Importance of Tibet’s rivers for Asian water security
China's 'Great Wall of Concrete' damming rivers sourced on the Tibetan Plateau threatens downstream countries
By TENZIN TSULTRIM
DECEMBER 30, 2020
The most dammed nation in the world
Since its takeover of Tibet, China has invested heavily in the constructions of major highways, connecting every part of Tibet to the major cities of China. For the past few decades, Beijing has also invested heavily in the construction of dams, one after another, in Tibet.
Michael Buckley, an award-winning Canadian journalist, is author of the 2014 book Meltdown in Tibet, which exposes that China is now on a mission to exploit Tibet’s natural resources leading to the ongoing destruction of Tibet’s environment, calling it “ecocide.”
Buckley writes, “At the tail end of those same rivers lie the world’s largest deltas. One way or another, close to 2 billion people rely on Tibet’s waters – for drinking, for agriculture, for fishing, for industry.”
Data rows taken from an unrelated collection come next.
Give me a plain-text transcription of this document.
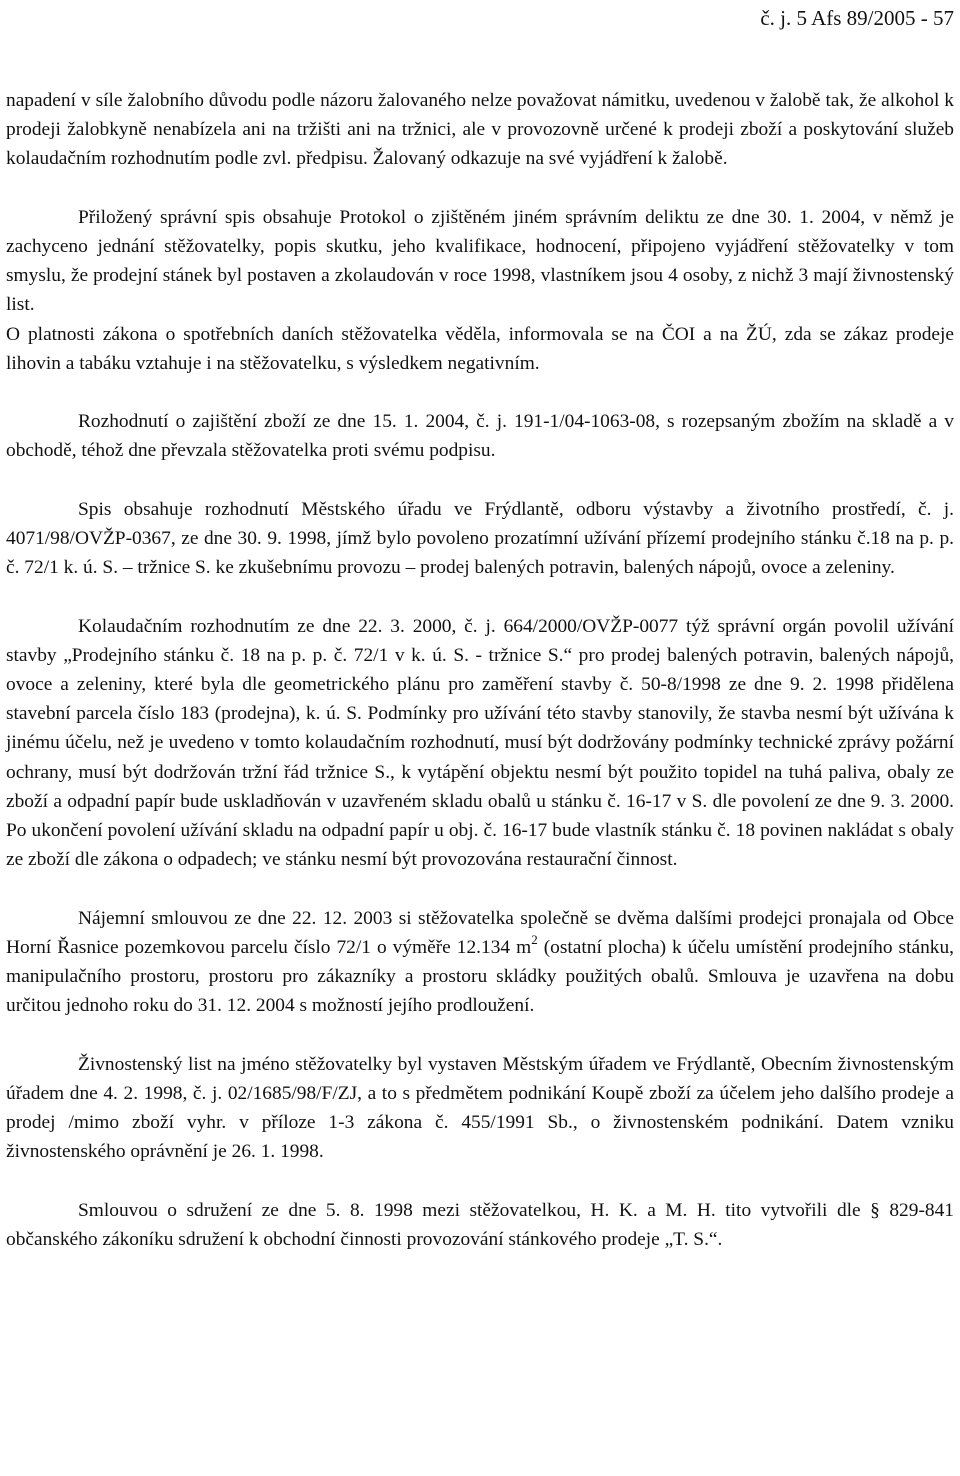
č. j. 5 Afs 89/2005 - 57

napadení v síle žalobního důvodu podle názoru žalovaného nelze považovat námitku, uvedenou v žalobě tak, že alkohol k prodeji žalobkyně nenabízela ani na tržišti ani na tržnici, ale v provozovně určené k prodeji zboží a poskytování služeb kolaudačním rozhodnutím podle zvl. předpisu. Žalovaný odkazuje na své vyjádření k žalobě.

Přiložený správní spis obsahuje Protokol o zjištěném jiném správním deliktu ze dne 30. 1. 2004, v němž je zachyceno jednání stěžovatelky, popis skutku, jeho kvalifikace, hodnocení, připojeno vyjádření stěžovatelky v tom smyslu, že prodejní stánek byl postaven a zkolaudován v roce 1998, vlastníkem jsou 4 osoby, z nichž 3 mají živnostenský list.

O platnosti zákona o spotřebních daních stěžovatelka věděla, informovala se na ČOI a na ŽÚ, zda se zákaz prodeje lihovin a tabáku vztahuje i na stěžovatelku, s výsledkem negativním.

Rozhodnutí o zajištění zboží ze dne 15. 1. 2004, č. j. 191-1/04-1063-08, s rozepsaným zbožím na skladě a v obchodě, téhož dne převzala stěžovatelka proti svému podpisu.

Spis obsahuje rozhodnutí Městského úřadu ve Frýdlantě, odboru výstavby a životního prostředí, č. j. 4071/98/OVŽP-0367, ze dne 30. 9. 1998, jímž bylo povoleno prozatímní užívání přízemí prodejního stánku č.18 na p. p. č. 72/1 k. ú. S. – tržnice S. ke zkušebnímu provozu – prodej balených potravin, balených nápojů, ovoce a zeleniny.

Kolaudačním rozhodnutím ze dne 22. 3. 2000, č. j. 664/2000/OVŽP-0077 týž správní orgán povolil užívání stavby „Prodejního stánku č. 18 na p. p. č. 72/1 v k. ú. S. - tržnice S.“ pro prodej balených potravin, balených nápojů, ovoce a zeleniny, které byla dle geometrického plánu pro zaměření stavby č. 50-8/1998 ze dne 9. 2. 1998 přidělena stavební parcela číslo 183 (prodejna), k. ú. S. Podmínky pro užívání této stavby stanovily, že stavba nesmí být užívána k jinému účelu, než je uvedeno v tomto kolaudačním rozhodnutí, musí být dodržovány podmínky technické zprávy požární ochrany, musí být dodržován tržní řád tržnice S., k vytápění objektu nesmí být použito topidel na tuhá paliva, obaly ze zboží a odpadní papír bude uskladňován v uzavřeném skladu obalů u stánku č. 16-17 v S. dle povolení ze dne 9. 3. 2000. Po ukončení povolení užívání skladu na odpadní papír u obj. č. 16-17 bude vlastník stánku č. 18 povinen nakládat s obaly ze zboží dle zákona o odpadech; ve stánku nesmí být provozována restaurační činnost.

Nájemní smlouvou ze dne 22. 12. 2003 si stěžovatelka společně se dvěma dalšími prodejci pronajala od Obce Horní Řasnice pozemkovou parcelu číslo 72/1 o výměře 12.134 $m^2$ (ostatní plocha) k účelu umístění prodejního stánku, manipulačního prostoru, prostoru pro zákazníky a prostoru skládky použitých obalů. Smlouva je uzavřena na dobu určitou jednoho roku do 31. 12. 2004 s možností jejího prodloužení.

Živnostenský list na jméno stěžovatelky byl vystaven Městským úřadem ve Frýdlantě, Obecním živnostenským úřadem dne 4. 2. 1998, č. j. 02/1685/98/F/ZJ, a to s předmětem podnikání Koupě zboží za účelem jeho dalšího prodeje a prodej /mimo zboží vyhr. v příloze 1-3 zákona č. 455/1991 Sb., o živnostenském podnikání. Datem vzniku živnostenského oprávnění je 26. 1. 1998.

Smlouvou o sdružení ze dne 5. 8. 1998 mezi stěžovatelkou, H. K. a M. H. tito vytvořili dle § 829-841 občanského zákoníku sdružení k obchodní činnosti provozování stánkového prodeje „T. S.“.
These rivers are still providing similar ecosystem services to the downstream Asian countries that they provided for centuries before the onset of man-made interruption. Now with China’s construction of dams one after another, everything is changing year after year.
Currently China is one of the most dammed countries in the world. Centuries ago, one of the reasons for China’s construction of the Great Wall was for its security from the militant nomads from Mongolia; now it is building a “Great Wall of Concrete” for its “water security,” but in the process endangering the security and livelihood of downstream Asian countries.
Dechen Palmo, a research fellow at the Tibet Policy Institute (TPI), a think-tank of the Central Tibetan Administration (CTA) based in Dharamshala, India, specializes in Tibet’s transboundary rivers and the impacts of China’s damming on China-Occupied Tibet.
Dechen writes: “Over the last seven decades, the People’s Republic of China has constructed more than 87,000 dams. Collectively they generate 352.26 [gigawatts] of power, more than the capacities of Brazil, the United States, and Canada combined. On the other hand, these projects have led to the displacement of over 23 million people.”
Not only this, since the 1950s the Chinese have built some 22,000 dams that are more than 15 meters tall, roughly half the world’s current total. (The World Commission on Dams defines a “large dam” as one being “at least 15 meters in wall height from the base up.”) Imagine the irreversible damage these dams could do to the Asian populations who for centuries enjoyed the free flow of fresh water from free and independent Tibet.
International Rivers, a California-based non-governmental organization, and Michael Buckley have highlighted the impacts of dams in the following way: The high wall of dams itself blocks the migration of fish and other aquatic species and nutrient-rich sediments, leading to the disappearance of birds in floodplains, huge losses of forest, wetlands and farmland, erosion of coastal deltas, and many other impacts.
The blocking of water will also severely impact the irrigation-oriented Asian countries. A great amount of water is utilized in Asia for irrigation of rice, cotton and rubber. Half of the rice in the world is produced and consumed by India and China, while rice is also a staple in Myanmar, Bangladesh, Cambodia, Laos, Thailand, Vietnam and Indonesia.
A solution to Asian water insecurity
According to a United Nations report titled “World Population Prospects 2019,” the global population is expected to increase by 2 billion in the next 30 years, from 7.7 billion currently to 9.7 billion in 2050. As rice is one of the most widely consumed grains in the world and particularly in Asia, naturally more rice will be needed by 2050.
Rice is a water-intensive crop. Without the free flow of rivers from the Plateau of Tibet to the downstream Asian countries, which coincidentally include the top eight countries producing the highest volumes of milled rice in the world, a shortage of water will severely impact rice production.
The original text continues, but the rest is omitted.